What is the least amount of exercise we can do to be healthy and fit?

How low can we go is a question that has fascinated exercise researchers in recent years.

And that is because less than half of Australian adults manage the lowest recommended threshold of physical activity, which is 30 minutes, five days a week. Even fewer (about 40 per cent) do some form of strength training twice a week.

How low can you go? We don’t need to do much, but the type of movement matters, according to new research.Credit:Alamy

These statistics have inspired the latest work of Ken Nosaka, an exercise and sports science professor at Edith Cowan University, who wanted to know what is the least amount of exercise we can do to be healthy and fit?

We certainly don’t have to smash ourselves at the gym, but we have to do something regularly, he found.

In January, Nosaka published a study that found just three seconds of squeezing our arm muscles as hard as we can five days a week for four weeks can improve arm strength by nearly 12 per cent.

Still, he wondered whether you had to do it every day. Could you condense the exercise into one or two big sessions each week? He also wondered whether multiple rounds of the same exercise were necessarily better?

So, for a new study, Nosaka divided sedentary university students into three groups. The first group did six eccentric bicep contractions a day for five days a week; the second did all the curls (30 in total) in one session a week; while the third did just six curls in one session a week.

By the end of four weeks, the first group improved their arm strength more than 10 per cent and their muscle size by about five per cent. The second group showed no improvement in arm strength but had a similar increase in muscle size as the first group, while the third group didn’t improve on either measure.

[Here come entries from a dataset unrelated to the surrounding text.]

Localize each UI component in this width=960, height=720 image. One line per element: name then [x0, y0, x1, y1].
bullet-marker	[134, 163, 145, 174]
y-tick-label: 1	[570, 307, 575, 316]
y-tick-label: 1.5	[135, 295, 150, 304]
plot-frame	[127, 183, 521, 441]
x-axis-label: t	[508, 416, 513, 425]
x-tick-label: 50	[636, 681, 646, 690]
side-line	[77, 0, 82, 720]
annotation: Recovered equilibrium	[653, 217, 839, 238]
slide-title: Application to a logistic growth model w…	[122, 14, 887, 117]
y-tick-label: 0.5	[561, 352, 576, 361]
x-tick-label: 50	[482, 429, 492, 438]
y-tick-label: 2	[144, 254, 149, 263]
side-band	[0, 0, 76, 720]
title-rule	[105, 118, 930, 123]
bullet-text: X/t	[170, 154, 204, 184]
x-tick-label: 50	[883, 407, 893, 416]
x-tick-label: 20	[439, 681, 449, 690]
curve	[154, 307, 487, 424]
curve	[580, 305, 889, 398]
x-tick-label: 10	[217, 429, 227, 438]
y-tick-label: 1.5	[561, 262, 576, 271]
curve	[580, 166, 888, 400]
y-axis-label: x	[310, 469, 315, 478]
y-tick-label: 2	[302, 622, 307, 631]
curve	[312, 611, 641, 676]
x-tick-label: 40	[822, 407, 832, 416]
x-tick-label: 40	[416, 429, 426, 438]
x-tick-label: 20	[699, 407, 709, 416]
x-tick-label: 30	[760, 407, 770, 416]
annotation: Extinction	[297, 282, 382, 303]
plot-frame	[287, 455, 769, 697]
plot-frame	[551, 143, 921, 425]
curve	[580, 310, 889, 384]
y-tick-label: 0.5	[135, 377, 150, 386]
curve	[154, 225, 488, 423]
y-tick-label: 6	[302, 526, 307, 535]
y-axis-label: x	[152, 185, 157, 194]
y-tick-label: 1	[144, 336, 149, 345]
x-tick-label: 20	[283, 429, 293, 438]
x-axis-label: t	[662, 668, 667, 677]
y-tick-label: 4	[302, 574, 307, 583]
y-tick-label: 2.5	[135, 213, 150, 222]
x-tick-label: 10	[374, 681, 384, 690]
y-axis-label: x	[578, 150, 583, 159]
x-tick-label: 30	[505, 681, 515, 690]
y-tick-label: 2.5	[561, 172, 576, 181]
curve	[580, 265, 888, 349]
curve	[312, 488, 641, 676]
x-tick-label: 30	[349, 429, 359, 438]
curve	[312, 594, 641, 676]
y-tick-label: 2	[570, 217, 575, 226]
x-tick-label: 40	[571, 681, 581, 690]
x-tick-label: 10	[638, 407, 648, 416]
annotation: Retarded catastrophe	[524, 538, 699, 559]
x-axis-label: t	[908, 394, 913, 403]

It suggests, Nosaka says, that it is the frequency of muscle stimulation that is important, not necessarily the volume of the exercise.

“One contraction a day enough for brain to go ‘OK there’s the stimulus’.”

Muscle strength and mass are an important factor for health, Nosaka says.

“A decrease in muscle mass is a cause of many chronic diseases such as cardiovascular disease, type 2 diabetes, some cancers, dementia, plus musculoskeletal problems such as osteoporosis.”

He adds: “If you maintain muscle mass, you maintain independence and health span.”

Professor Corinne Caillaud, an exercise physiologist at the University of Sydney’s Charles Perkins Centre, says the research is interesting, but adds that the advice to spread our activity across the week is not new.

“We could think that a similar number of repetitions will produce the same effect whatever the training regime, but this is without accounting for muscle fatigue when doing a larger number of repetitions,” she explains.

This means that the quality of the movement, and muscle work, is superior when the training load is spread over multiple days rather than compressed into one session.

Nosaka’s previous research has found that the type of exercise performed in the study – eccentric muscle contractions, like lowering a kettlebell slowly, the downward phase of a bicep curl, walking downhill or even sitting down very slowly – is better for building strength than concentric contractions.

While they don’t fully understand why, he says we can lower more than we can lift, eccentric exercise fatigues us less, and it engages more of the brain.

“Going down is better to improve muscle function and other parameters for health,” Nosaka says. “It strengthens tendons and ligaments… and myokines [proteins that affect insulin sensitivity and cholesterol] are induced more in eccentric contractions than concentric.”

Caillaud explains that there is research to suggest that eccentric exercise may also lead to quicker muscle adaptations “because this type of muscle contraction is known to generate muscle damage stimulating muscle repair and growth”. However, she says there is the risk of causing too much damage, so she cautions people against doing this type of exercise exclusively.

Rather, adding some eccentric exercise into our day and to our existing physical activity regime can benefit all of us.

Nosaka recommends lifting a heavy dumbbell with two hands, but lowering it slowly with one, sitting down using one leg or sitting into our chairs slowly every time.

“Even when you go to the toilet, you can strengthen your muscles every time you sit down,” says Nosaka, who is in his 60s, plays tennis twice a week and always sits down slowly.

For those not doing any resistance training, this is a good place to start, he says. As for weekend warriors, Nosaka says all exercise “is great”. But, he adds:

“In addition to weekend exercise, do a small amount every day. If you can only find one minute in a day, you can do 20 [three-second muscle contractions]. That can improve strength. That’s very encouraging.”